■ ESGは見せかけに非ず。利益創造のプロセスこそ社会貢献。

八田 トップが「我が社に限って不祥事なんか起きるはずがない」なんて言う会社に限って、とんでもない事件が起きるものです。企業は生き物ですから、病気もすればケガもする。だから、不正や不祥事が起きることを前提に、内部統制を使ってあらかじめ処方箋を作っておくべきなんです。

斉藤 そういった日本企業の“緩み”の背景にあるのが「終身雇用」という制度でしょう。互いに信用し合い、寄りかかり合う。そのため、優秀でも外国人や女性、あるいはトランスジェンダーの人たちを入れたがらないし、ジョブディスクリプション(職務記述書)に基づいたジョブ型雇用にも後ろ向きです。

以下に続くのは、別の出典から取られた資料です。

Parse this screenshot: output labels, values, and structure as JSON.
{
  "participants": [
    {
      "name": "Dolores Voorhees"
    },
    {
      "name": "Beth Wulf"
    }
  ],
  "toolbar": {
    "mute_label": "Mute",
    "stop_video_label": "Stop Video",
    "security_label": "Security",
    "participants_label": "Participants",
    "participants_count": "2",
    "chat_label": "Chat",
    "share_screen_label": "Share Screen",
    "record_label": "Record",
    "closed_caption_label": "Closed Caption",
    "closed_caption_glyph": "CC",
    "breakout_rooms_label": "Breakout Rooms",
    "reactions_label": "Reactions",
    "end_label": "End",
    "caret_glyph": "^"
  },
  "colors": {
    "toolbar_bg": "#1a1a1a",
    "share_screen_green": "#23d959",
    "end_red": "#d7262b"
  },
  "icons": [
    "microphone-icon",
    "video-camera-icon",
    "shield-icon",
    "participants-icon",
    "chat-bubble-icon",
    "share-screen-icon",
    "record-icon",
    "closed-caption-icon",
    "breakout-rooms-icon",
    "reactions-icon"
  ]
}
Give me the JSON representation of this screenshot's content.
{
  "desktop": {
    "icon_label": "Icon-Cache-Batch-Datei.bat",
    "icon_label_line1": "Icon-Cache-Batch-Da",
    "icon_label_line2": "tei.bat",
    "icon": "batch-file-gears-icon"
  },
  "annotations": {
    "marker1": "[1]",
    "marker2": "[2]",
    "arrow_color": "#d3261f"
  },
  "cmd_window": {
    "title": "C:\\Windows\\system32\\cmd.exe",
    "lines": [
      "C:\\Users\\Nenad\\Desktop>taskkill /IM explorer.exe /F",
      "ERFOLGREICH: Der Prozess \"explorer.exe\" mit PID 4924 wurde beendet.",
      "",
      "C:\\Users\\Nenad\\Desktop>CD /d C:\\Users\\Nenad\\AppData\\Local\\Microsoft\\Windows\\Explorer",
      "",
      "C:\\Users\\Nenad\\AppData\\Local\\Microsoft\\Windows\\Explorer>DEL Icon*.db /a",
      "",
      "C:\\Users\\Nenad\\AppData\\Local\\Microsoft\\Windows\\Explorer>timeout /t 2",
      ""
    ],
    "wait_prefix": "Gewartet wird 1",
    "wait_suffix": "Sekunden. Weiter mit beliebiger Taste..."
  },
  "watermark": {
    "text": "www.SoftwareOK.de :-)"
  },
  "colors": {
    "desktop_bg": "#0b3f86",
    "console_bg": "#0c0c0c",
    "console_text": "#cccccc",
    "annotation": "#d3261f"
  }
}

 アメリカは飛び抜けて頭が良くても“悪さ”をする人がいることを前提として、そういう人材に能力を発揮させ、かつ裏切らせないような制度を作っている。簡単に言えば、性悪説、あるいは「悪」とまで言わなくとも、人は時として不正を犯すという性“弱”説が根本にある。

 しかし、メンバーシップ型雇用の日本企業にはそうした考えがありません。それでも、激しい国際競争に晒されている昨今、日本企業も外国人を雇わざるを得ない。結果、ジョブ型雇用が整備されていないために、ダイバーシティ&インクルージョン(D&I、多様な人材を受け入れてその能力を発揮させる考え方)の推進に反するような事件・事故が起きたりする。

八田 トップは監査法人に対して「徹底的にウチのことを調べてくれ」と言わないといけないのに、多くの日本企業経営者の場合、徹底的に監査すると「そんなにウチが信用できないのか」と怒り出すんですよね。そもそも、監査報酬自体、コストだと思われてますし…。